Evans, from WoodMac, agreed telling Gas Outlook: “It will require strong policy support from governments, over and above existing carbon pricing regimes. We do see examples of this happening this decade, for example in the UK, where new CCS-abated CCGT plants are being supported to provide low-carbon baseload power.”

NZT Power spokespeople told Gas Outlook that “the business model that the government is developing will ensure that these plants can operate at a range of carbon prices – there won’t be a specific number.”

Norway leads with Longship CCS project

In Norway, meanwhile, Equinor is involved in a landmark CCS project that could see the country becoming a key global player in the technology. The $2.78 billion Northern Lights carbon dioxide (CO2) transport and storage hub project forms part of the more comprehensive Longship CCS project. Kim Bye Bruun, a spokesman for Northern Lights, told Gas Outlook that the total investment for Longship is 17.1 billion NOK (US$1.95 billion) and the total investment for Northern lights (transport and storage) is estimated at 12.9 billion NOK (US$1.47 billion).

Those costs are for development and 10 years of operation, and the state will cover approximately 80% of the cost, he said, adding that the remaining 20% will be paid by Equinor, Shell and Total (one third each). Phase one of the Northern Lights project will be completed in mid-2024 with a capacity of up to 1.5 million tonnes of CO2 per year, according to the company’s website.

US and Australia firmly commit to CCS

Elsewhere, Tallgrass Energy in the US is to develop a commercial-scale CO2 sequestration hub in Wyoming and in Australia’s Victoria State the government has signed an agreement to develop a CCS hub. The Japan Oil, Gas and Metals National Corporation (JOGMEC) will play an advisory role to the state government’s CarbonNet project in the front end engineering design (FEED) stage. The Victoria State Government describes CarbonNet as, “the most technically advanced CCS hub being developed in Australia.”

Globally, Fairfield Market Research sees CCS’ compound annual growth rate (CAGR) rising by 15.7% to a value of US$9.42 billion by 2026. This compares with a 2020 valuation of US$4.17 billion.
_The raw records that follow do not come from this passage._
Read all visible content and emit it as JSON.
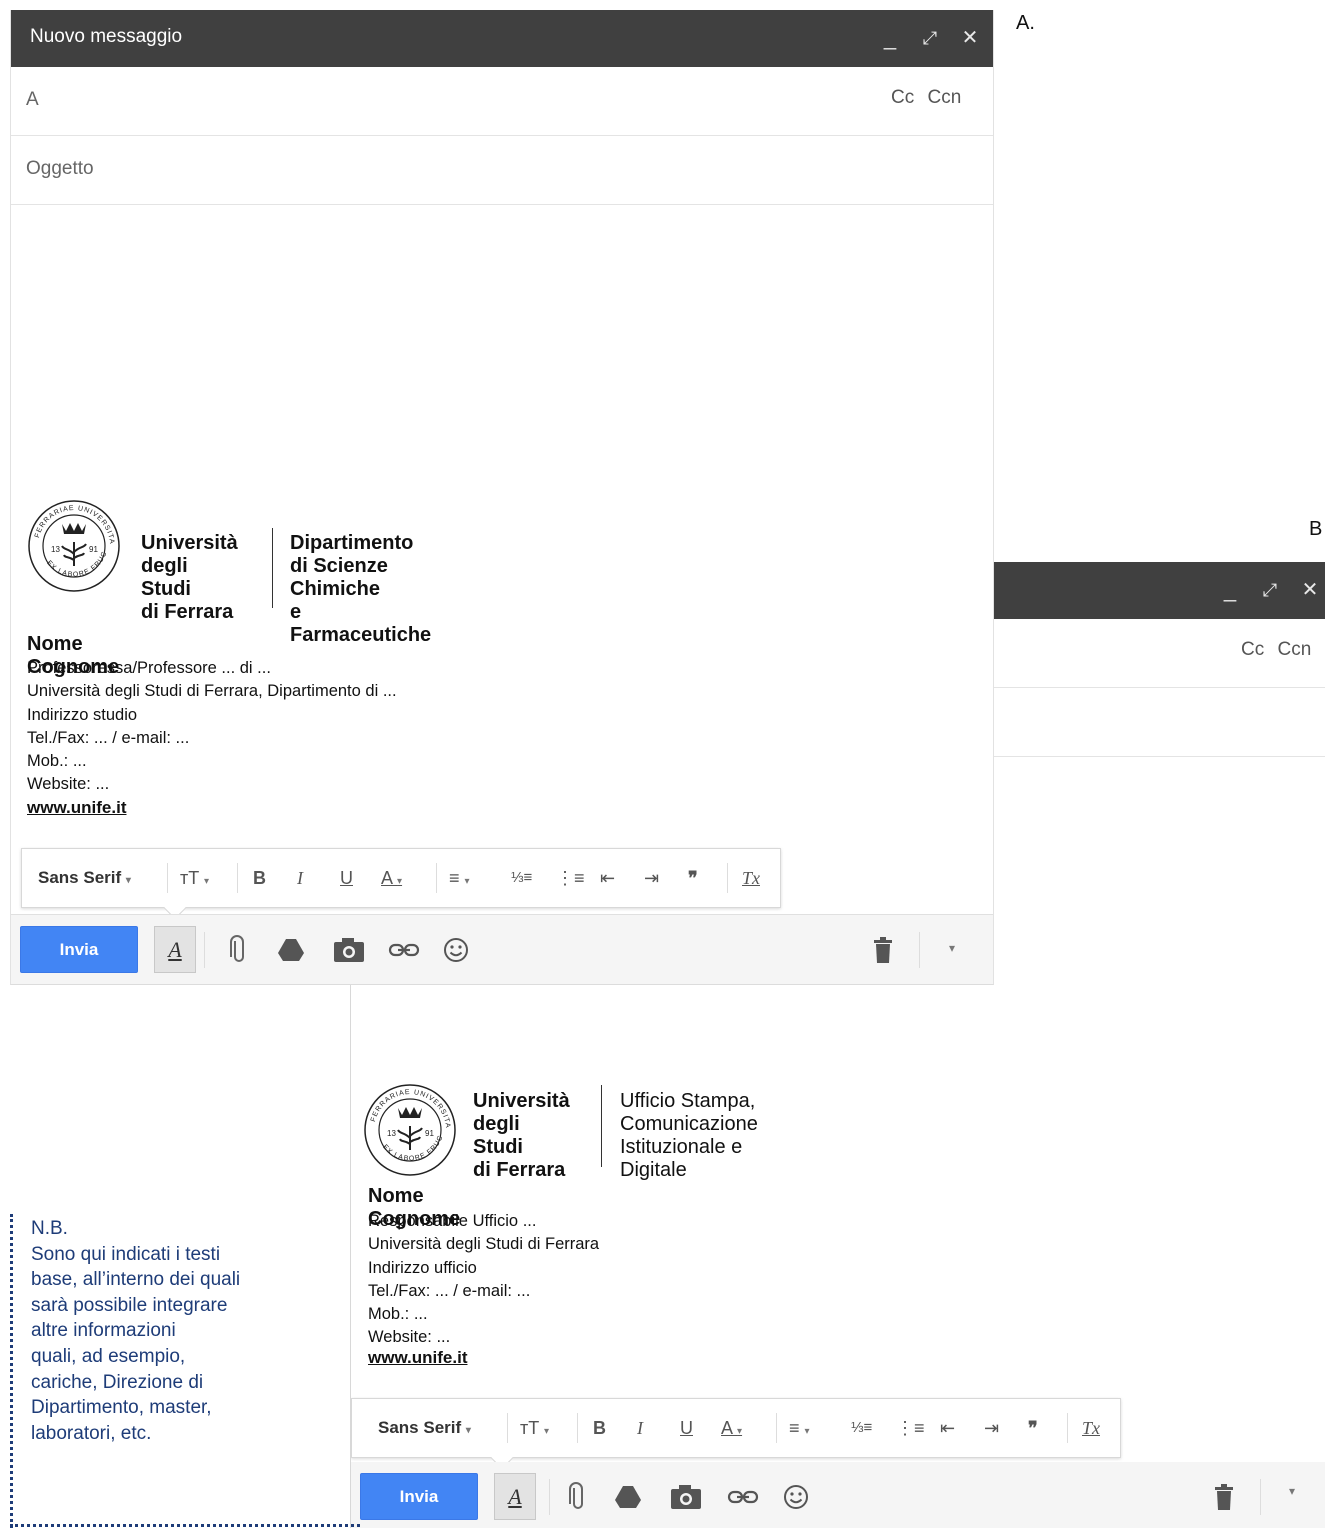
{
  "labels": {
    "a": "A.",
    "b": "B"
  },
  "compose": {
    "title": "Nuovo messaggio",
    "to_label": "A",
    "cc": "Cc",
    "bcc": "Ccn",
    "subject_placeholder": "Oggetto",
    "controls": {
      "minimize": "_",
      "expand": "⤢",
      "close": "✕"
    }
  },
  "signature_a": {
    "university": [
      "Università",
      "degli Studi",
      "di Ferrara"
    ],
    "department": [
      "Dipartimento",
      "di Scienze Chimiche",
      "e Farmaceutiche"
    ],
    "name": "Nome Cognome",
    "lines": [
      "Professoressa/Professore ... di ...",
      "Università degli Studi di Ferrara, Dipartimento di ...",
      "Indirizzo studio",
      "Tel./Fax: ... / e-mail: ...",
      "Mob.: ...",
      "Website: ..."
    ],
    "website": "www.unife.it"
  },
  "signature_b": {
    "university": [
      "Università",
      "degli Studi",
      "di Ferrara"
    ],
    "department": [
      "Ufficio Stampa,",
      "Comunicazione",
      "Istituzionale e Digitale"
    ],
    "name": "Nome Cognome",
    "lines": [
      "Responsabile Ufficio ...",
      "Università degli Studi di Ferrara",
      "Indirizzo ufficio",
      "Tel./Fax: ... / e-mail: ...",
      "Mob.: ...",
      "Website: ..."
    ],
    "website": "www.unife.it"
  },
  "seal": {
    "top_text": "FERRARIAE UNIVERSITAS",
    "bottom_text": "EX LABORE FRUCTUS",
    "left": "13",
    "right": "91"
  },
  "toolbar": {
    "font": "Sans Serif",
    "size_icon": "ᴛT",
    "bold": "B",
    "italic": "I",
    "underline": "U",
    "text_color": "A",
    "align": "≡",
    "numbered": "⅓≡",
    "bulleted": "⋮≡",
    "indent_less": "⇤",
    "indent_more": "⇥",
    "quote": "❞",
    "clear": "Tx",
    "caret": "▾"
  },
  "actions": {
    "send": "Invia",
    "format": "A",
    "more": "▾"
  },
  "note": {
    "lines": [
      "N.B.",
      "Sono qui indicati i testi",
      "base, all’interno dei quali",
      "sarà possibile integrare",
      "altre informazioni",
      "quali, ad esempio,",
      "cariche, Direzione di",
      "Dipartimento, master,",
      "laboratori, etc."
    ]
  },
  "colors": {
    "titlebar": "#404040",
    "send": "#4285f4",
    "note": "#1e3c78"
  }
}
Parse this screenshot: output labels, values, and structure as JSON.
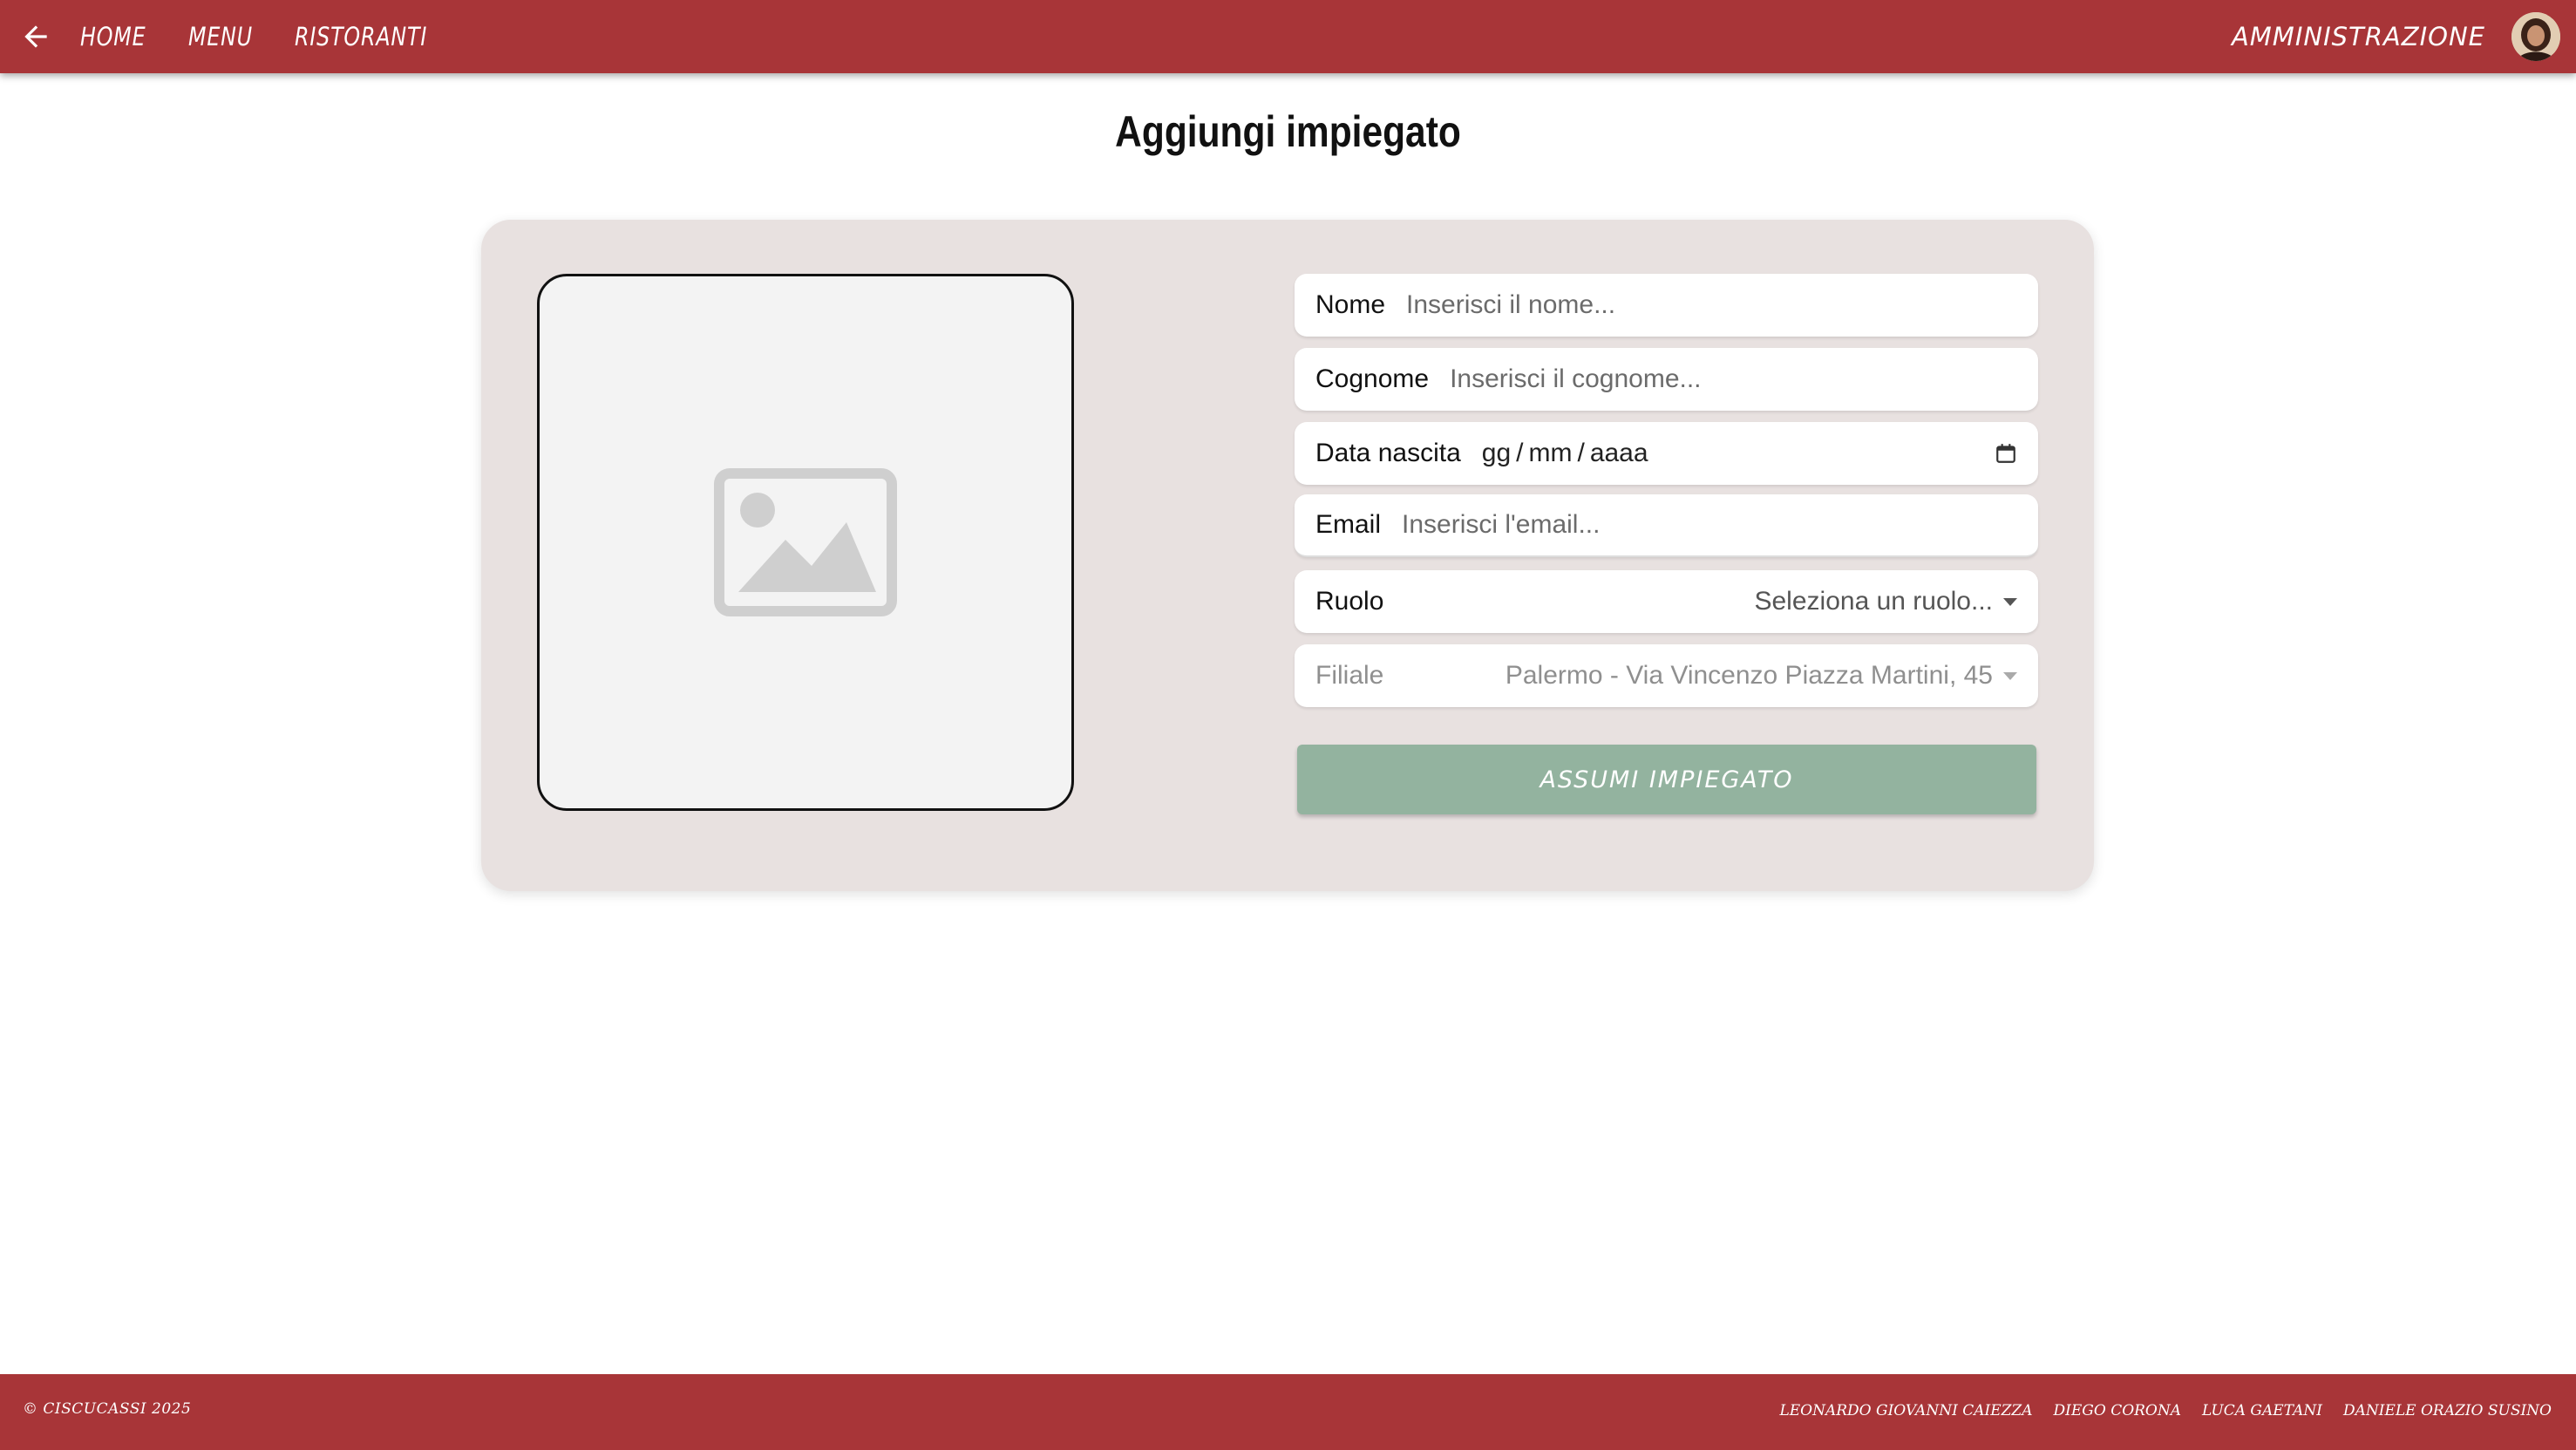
{
  "navbar": {
    "back_icon": "arrow-left-icon",
    "links": [
      "HOME",
      "MENU",
      "RISTORANTI"
    ],
    "admin_label": "AMMINISTRAZIONE",
    "avatar_icon": "user-avatar"
  },
  "page": {
    "title": "Aggiungi impiegato"
  },
  "form": {
    "image_placeholder_icon": "image-placeholder-icon",
    "nome": {
      "label": "Nome",
      "placeholder": "Inserisci il nome...",
      "value": ""
    },
    "cognome": {
      "label": "Cognome",
      "placeholder": "Inserisci il cognome...",
      "value": ""
    },
    "data_nascita": {
      "label": "Data nascita",
      "day": "gg",
      "month": "mm",
      "year": "aaaa",
      "sep": "/",
      "icon": "calendar-icon"
    },
    "email": {
      "label": "Email",
      "placeholder": "Inserisci l'email...",
      "value": ""
    },
    "ruolo": {
      "label": "Ruolo",
      "selected": "Seleziona un ruolo..."
    },
    "filiale": {
      "label": "Filiale",
      "selected": "Palermo - Via Vincenzo Piazza Martini, 45",
      "disabled": true
    },
    "submit_label": "ASSUMI IMPIEGATO",
    "submit_disabled": true
  },
  "footer": {
    "copyright": "© CISCUCASSI 2025",
    "authors": [
      "LEONARDO GIOVANNI CAIEZZA",
      "DIEGO CORONA",
      "LUCA GAETANI",
      "DANIELE ORAZIO SUSINO"
    ]
  },
  "colors": {
    "primary": "#a83538",
    "card_bg": "#e8e1e0",
    "button": "#93b39f",
    "image_bg": "#f3f3f3"
  }
}
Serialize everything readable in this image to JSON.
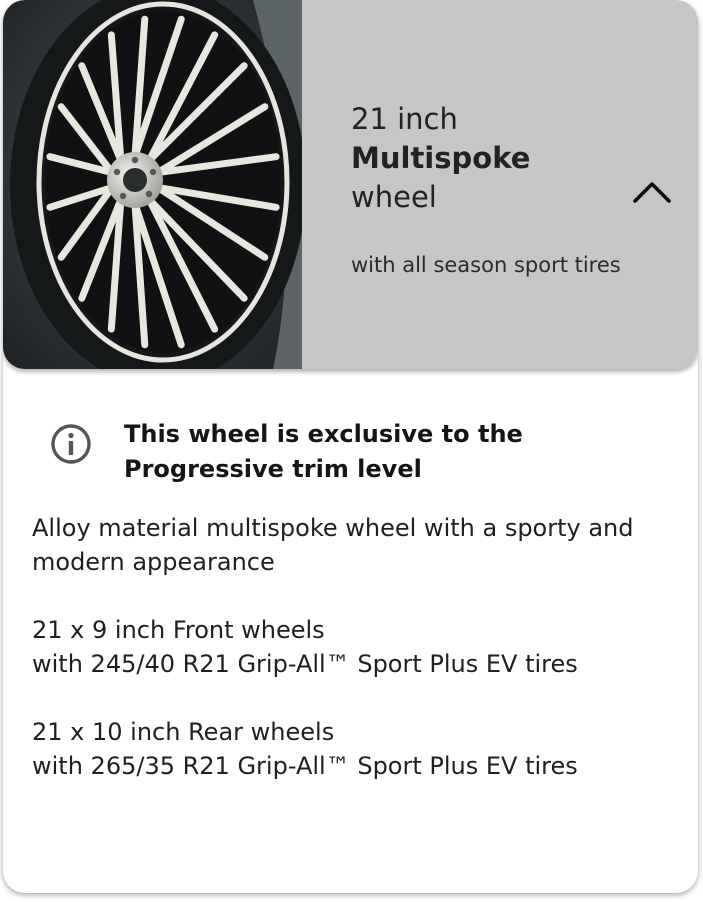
{
  "wheel_option": {
    "size": "21 inch",
    "name": "Multispoke",
    "kind": "wheel",
    "tire_note": "with all season sport tires",
    "image": "multispoke-wheel-photo",
    "toggle_icon": "chevron-up-icon",
    "expanded": true
  },
  "notice": {
    "icon": "info-icon",
    "text": "This wheel is exclusive to the Progressive trim level"
  },
  "description": "Alloy material multispoke wheel with a sporty and modern appearance",
  "specs": [
    {
      "title": "21 x 9 inch Front wheels",
      "detail": "with 245/40 R21 Grip-All™ Sport Plus EV tires"
    },
    {
      "title": "21 x 10 inch Rear wheels",
      "detail": "with 265/35 R21 Grip-All™ Sport Plus EV tires"
    }
  ],
  "colors": {
    "header_background": "#c6c6c6",
    "card_background": "#ffffff",
    "text": "#1a1a1a"
  }
}
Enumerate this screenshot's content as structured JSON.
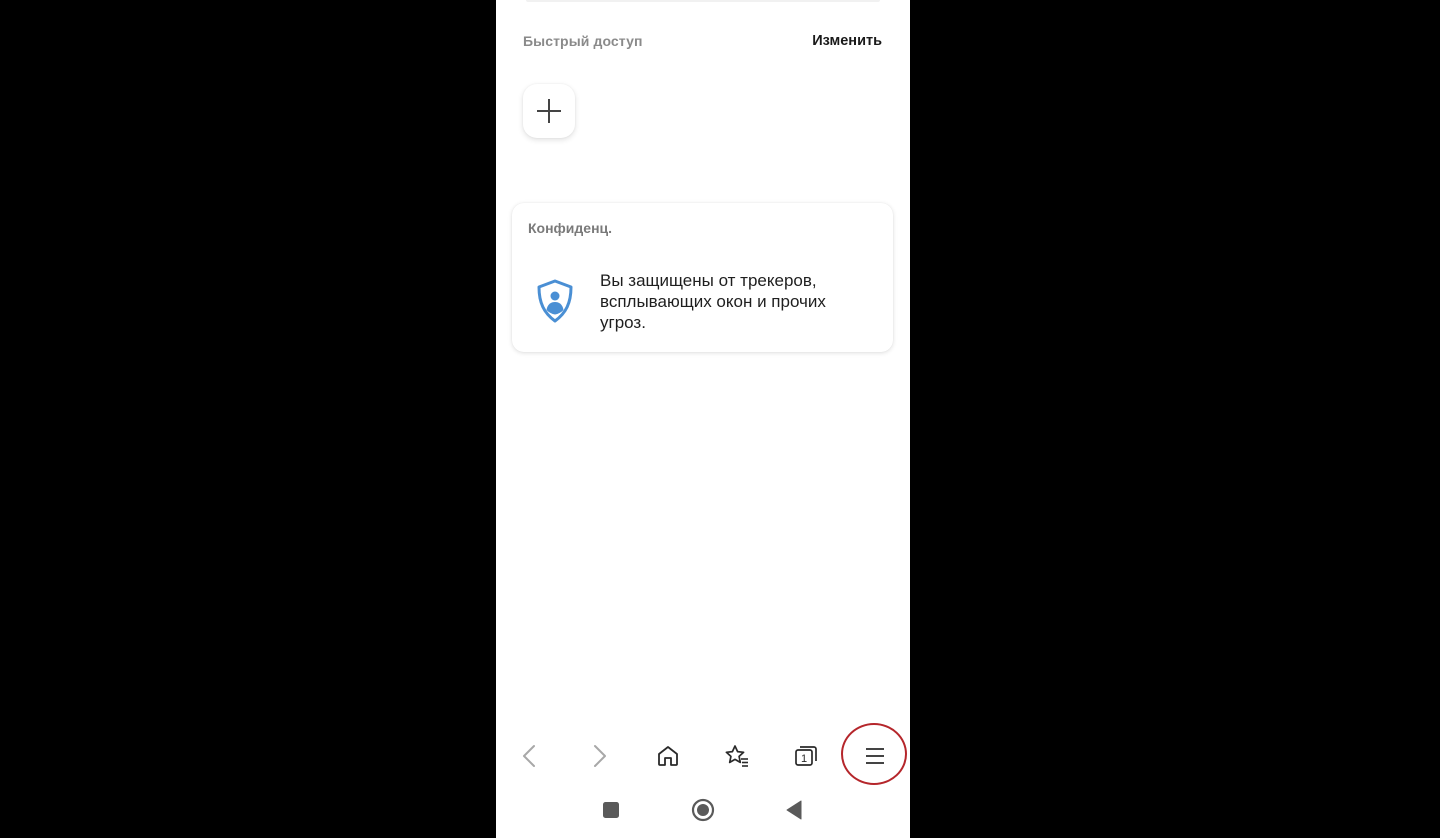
{
  "quick_access": {
    "title": "Быстрый доступ",
    "edit_label": "Изменить",
    "add_icon": "plus-icon"
  },
  "privacy_card": {
    "title": "Конфиденц.",
    "message": "Вы защищены от трекеров, всплывающих окон и прочих угроз.",
    "icon": "shield-user-icon",
    "icon_color": "#4a8fd4"
  },
  "toolbar": {
    "items": [
      "back-icon",
      "forward-icon",
      "home-icon",
      "bookmarks-icon",
      "tabs-icon",
      "menu-icon"
    ],
    "tab_count": "1",
    "highlight_color": "#b5262b"
  },
  "system_nav": {
    "items": [
      "recents-icon",
      "home-circle-icon",
      "back-triangle-icon"
    ]
  },
  "colors": {
    "background": "#000000",
    "screen": "#ffffff",
    "icon": "#2a2a2a",
    "icon_disabled": "#a8a8a8"
  }
}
In terms of volume, the market is expected to add 101 million tonnes per year from 2020 to 2026. But it is still not clear exactly how many of the 200 CCS projects announced in 2021 are likely to see the light of day and over what precise timescale.

Evans told Gas Outlook that “most of the newly announced projects target start dates by 2030, but we do not expect many new projects to come online before 2025. Projects can take 2-6 years to develop, and there are still significant hurdles to overcome for many projects before they can take FID [final investment decision].”

There are regulatory issues in South East Asia and the outcomes of investment tax credit reviews in the US and Canada are still pending, she said  adding that nonetheless, the 60 hub projects globally that WoodMac is tracking and which aim to start operations this decade “will be critical to enabling future carbon capture projects.